In 1951, event, such as the Moton High School Strike in Virginia, a walkout organized by a 16-year-old giel named Barbara Rose Johns, challenged segregated and substandard education for Black children and became a stepping stone to the Brown v. Board of Education in Topeka, Kansas, in which the U. S. Supreme Court ruled separate and unequal as unconstitutional and led to desegregated schools in the United States.

Another event in 1951 was a petition titled “We Charge Genocide” from the Civil Rights Council (CRC) and presented to the United Nations, charging the United States with genocidal behavior based on the U.N. Genocide Convention, because of the ways that blacks were treated, particularly over 10,000 being killed and lynched for trying to register to vote or claim their rights as citizens.

I remember better the Civil Rights Movement of the 1960s, because I was old enough to understand the need for social change, and the new medium of television exhibited the violent backlash by White authorities against peaceful protesters. I remember the sit-ins by young college students from historically Black colleges and universities, and witnessing the hatred of White crowds against young blacks students integrating schools in Arkansas and universities in the South.

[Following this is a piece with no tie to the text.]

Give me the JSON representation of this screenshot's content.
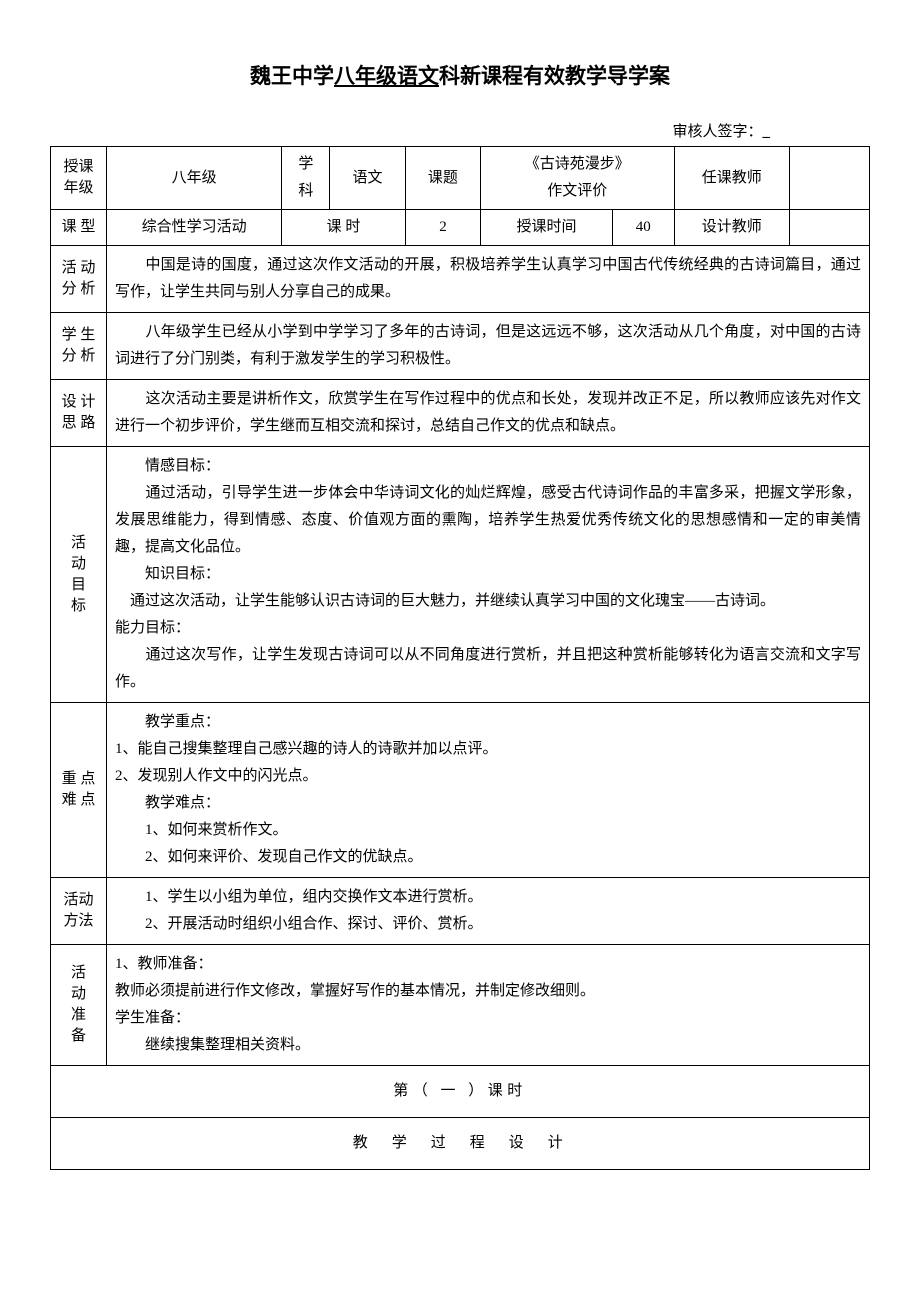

Today, with gerrymandering reducing the voting power of Blacks and anti-immigrant hate in this country, for the second time in my life, I am afraid of being a Black person in my own country. I fear saying the wrong thing on my blog and being arrested. I fear walking down the street, even at age 74, without my birth certificate and passport in America, not in some foreign country.

But I have 15 grandchildren and 13 great-grandchildren whose futures are at risk of not benefiting from the gains made by the sacrifices of Ms. Johns, the CRC, and the Civil Rights Movement. Sometimes you have to let go of your own comfort for the common good, even as you are shaking in your boots.